Although the conditions have existed for more than a few generations, the novel is an eye-opener for me, another call to action that I am increasingly answering.
In the inagural issue of Devotion Journal we asked, "How are we telling our children who God is?" I believe that we must answer this question--how and even if we are telling our children who God is--as a means to reinstate a moral center for the family and the greater community.

Dialogues, community organization, increased mentoring, youth activites, public school revitalization, promoting marriage and extended family, and moral values--all of these responses are being discussed and planned by concerned community partners who have been affected by Austin's book, and most importantly, who have been answering the call to rescue our young people. There is more to come.

Knowing who God is is irretrievable from knowing our history as Black Americans. Our forbearers told us of the link between our history in America and our Christian heritage when they sang "I look back and wonder how I got ovah."

By the Rivers of Babylon poses its story as an underlying battle of good against evil, and that is accurate. In reaity, we are in a battle of good against evil, a battle to save the souls of our young people from the fruits of evil. By entering the battle we will be saving our own souls as well.

1 comment:

thlreader said...

Is the Black community in a battle to save the souls of its young people?

Good question. Although it can be interpreted as sounding a bit harsh, accusatory (making it all the more fascinating): “Is the Black community in a battle to save the souls of its young people?.” Can this forceful question be answered without becoming totally absorbed?

Respectable answers are plentiful, I’m sure. But go below the surface-talking, and you can experience heightened sensory awareness failure: see no evil, hear no evil, speak no evil. Oh, see you in church on Sunday.

Did we begin losing our vision or was it the hard of hearing that came first? Some answer(s) will be based on our vision and/or hearing (or lack of ). After all, we are naturally inclined to respond to our perceptions as reality. Remember thinking your vision and/or hearing and/or behavior was fine until an examination proved different? Folk been saying for years “you’re not seeing and/or hearing, and /or acting right?” Just before you grew completely blind and/or deaf and/or dumber you accepted corrective adjustments to aid you in saving yourself and others.

Speaking of others… By the way, who is the Black community and what does the “soul” of its young people look like? What would a Black community’s “soul” response look like? sound like? be like? Can Black adults enter into a battle for young peoples' souls without first examining the condition of our own (blind, deaf, or dumber)?
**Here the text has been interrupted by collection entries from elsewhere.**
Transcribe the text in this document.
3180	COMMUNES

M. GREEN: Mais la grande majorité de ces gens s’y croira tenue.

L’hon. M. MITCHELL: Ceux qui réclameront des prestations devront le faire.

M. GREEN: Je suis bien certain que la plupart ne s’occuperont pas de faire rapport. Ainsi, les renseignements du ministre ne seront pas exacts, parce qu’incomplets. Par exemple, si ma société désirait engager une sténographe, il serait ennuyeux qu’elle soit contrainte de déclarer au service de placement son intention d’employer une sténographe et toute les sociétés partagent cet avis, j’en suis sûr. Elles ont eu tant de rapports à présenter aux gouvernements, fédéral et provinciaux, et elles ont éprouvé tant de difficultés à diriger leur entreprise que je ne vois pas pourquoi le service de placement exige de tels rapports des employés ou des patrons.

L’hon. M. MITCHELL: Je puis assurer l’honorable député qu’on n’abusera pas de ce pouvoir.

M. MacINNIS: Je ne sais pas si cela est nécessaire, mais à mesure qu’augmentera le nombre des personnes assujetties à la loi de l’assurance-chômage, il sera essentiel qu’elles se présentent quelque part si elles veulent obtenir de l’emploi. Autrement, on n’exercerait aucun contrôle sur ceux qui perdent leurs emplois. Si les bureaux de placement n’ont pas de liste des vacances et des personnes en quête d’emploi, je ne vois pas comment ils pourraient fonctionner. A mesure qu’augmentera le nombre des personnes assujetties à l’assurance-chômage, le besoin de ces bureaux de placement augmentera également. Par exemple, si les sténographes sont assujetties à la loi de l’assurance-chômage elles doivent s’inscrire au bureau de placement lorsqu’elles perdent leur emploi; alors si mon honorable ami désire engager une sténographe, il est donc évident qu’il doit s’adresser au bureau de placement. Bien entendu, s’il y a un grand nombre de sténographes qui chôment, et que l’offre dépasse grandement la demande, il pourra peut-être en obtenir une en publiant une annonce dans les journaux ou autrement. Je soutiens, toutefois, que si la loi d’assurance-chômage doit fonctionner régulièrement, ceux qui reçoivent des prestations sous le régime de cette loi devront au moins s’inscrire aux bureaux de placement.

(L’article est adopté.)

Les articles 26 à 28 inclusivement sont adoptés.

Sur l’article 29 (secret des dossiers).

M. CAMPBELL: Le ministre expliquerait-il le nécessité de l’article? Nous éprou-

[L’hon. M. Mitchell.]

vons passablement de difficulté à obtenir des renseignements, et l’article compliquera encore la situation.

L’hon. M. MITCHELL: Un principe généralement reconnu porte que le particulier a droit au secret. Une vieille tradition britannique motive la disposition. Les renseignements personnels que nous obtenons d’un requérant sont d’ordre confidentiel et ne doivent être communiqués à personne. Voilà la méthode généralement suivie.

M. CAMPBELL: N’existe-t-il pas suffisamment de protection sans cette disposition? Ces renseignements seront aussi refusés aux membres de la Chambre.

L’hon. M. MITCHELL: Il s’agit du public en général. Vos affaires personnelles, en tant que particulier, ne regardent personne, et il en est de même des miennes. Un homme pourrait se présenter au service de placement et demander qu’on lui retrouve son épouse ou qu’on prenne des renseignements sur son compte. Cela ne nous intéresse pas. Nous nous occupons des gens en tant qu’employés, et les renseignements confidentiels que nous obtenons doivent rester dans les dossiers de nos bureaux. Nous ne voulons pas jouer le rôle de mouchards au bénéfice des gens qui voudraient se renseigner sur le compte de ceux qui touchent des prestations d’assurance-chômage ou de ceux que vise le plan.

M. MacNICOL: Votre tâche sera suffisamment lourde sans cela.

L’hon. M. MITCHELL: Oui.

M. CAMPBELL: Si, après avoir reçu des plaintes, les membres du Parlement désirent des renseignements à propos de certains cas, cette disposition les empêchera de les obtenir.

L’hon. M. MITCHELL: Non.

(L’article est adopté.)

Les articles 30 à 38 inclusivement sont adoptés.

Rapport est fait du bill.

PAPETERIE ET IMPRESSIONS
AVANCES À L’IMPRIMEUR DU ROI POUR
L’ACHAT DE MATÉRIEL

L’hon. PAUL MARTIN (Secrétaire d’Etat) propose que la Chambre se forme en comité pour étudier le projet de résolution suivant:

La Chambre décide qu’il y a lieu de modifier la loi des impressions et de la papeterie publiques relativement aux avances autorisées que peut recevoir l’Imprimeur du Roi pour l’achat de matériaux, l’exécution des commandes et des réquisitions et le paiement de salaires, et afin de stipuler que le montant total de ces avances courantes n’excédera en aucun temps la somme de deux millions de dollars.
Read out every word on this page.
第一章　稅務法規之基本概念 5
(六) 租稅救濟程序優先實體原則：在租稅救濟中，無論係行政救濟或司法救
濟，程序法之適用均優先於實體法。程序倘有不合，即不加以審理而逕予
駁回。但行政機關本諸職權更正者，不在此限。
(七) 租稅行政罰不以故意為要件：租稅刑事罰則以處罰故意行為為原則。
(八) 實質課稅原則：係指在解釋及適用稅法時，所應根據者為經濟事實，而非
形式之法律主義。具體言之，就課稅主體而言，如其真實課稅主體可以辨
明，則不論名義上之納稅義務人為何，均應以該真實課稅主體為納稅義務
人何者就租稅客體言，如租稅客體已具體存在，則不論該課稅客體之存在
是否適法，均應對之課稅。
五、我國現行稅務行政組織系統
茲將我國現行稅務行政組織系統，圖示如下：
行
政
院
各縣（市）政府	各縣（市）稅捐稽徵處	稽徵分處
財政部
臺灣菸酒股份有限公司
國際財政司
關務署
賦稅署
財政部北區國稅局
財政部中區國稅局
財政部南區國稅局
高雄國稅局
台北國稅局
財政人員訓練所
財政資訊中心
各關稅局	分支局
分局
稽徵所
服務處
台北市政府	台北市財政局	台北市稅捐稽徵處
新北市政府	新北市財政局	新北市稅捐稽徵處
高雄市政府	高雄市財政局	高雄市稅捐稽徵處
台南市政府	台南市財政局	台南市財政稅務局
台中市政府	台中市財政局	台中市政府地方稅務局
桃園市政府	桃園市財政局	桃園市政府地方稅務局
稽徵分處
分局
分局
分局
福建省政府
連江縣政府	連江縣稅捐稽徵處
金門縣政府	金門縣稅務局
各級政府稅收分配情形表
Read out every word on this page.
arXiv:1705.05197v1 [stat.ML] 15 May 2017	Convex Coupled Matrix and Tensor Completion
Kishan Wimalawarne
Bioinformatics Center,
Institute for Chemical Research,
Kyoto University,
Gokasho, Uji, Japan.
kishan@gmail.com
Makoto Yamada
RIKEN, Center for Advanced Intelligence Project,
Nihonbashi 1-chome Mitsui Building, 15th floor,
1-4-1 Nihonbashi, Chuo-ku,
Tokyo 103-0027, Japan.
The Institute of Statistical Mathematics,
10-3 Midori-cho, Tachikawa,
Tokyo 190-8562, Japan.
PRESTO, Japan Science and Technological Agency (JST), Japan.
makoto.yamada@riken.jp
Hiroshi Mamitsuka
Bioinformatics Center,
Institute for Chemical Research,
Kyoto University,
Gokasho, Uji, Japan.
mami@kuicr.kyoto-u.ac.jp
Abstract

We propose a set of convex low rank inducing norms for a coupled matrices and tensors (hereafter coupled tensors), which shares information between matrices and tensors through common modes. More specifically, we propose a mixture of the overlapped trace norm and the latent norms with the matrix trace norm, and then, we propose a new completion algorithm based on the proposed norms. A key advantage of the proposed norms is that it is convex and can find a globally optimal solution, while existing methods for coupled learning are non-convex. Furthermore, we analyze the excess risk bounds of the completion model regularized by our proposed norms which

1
Can we unite in battle against what has gripped the “soul” essence of young people when Black adults, even the so-called responsible ones - are themselves out of order? I have many questions to ask, and I imagine the correct answer(s) will cause one of two things to happen: it will make our soul want to crawl back into, or “…to crawl out of its hiding place.”

We need a Black community strong enough to acknowledge that the rudiments of respect and character building are sorely missing; and whatever is out of control starts with examining the head (adults) if the body (young people) is to respond correctly. Let us pray to God Almighty for diligence as we face the freeing agony of this truth. We owe our young people an apology (more than they can ever know). We expected them to uphold a standard (and thank God many of them do) where we hesitated too long to act in accordance with.

In the grand scheme, will our answers (today) prove us capable/worthy of the challenge? Only if there is a vision and a plan erected and acted on. As bleak as it all seems, I look forwarding to inviting Christ into the center of our activity - as we come together to plan, create, and establish the kind of foundational and ongoing dialogue this challenge that faces us is worthy of.

And let us not forget: God expects no less.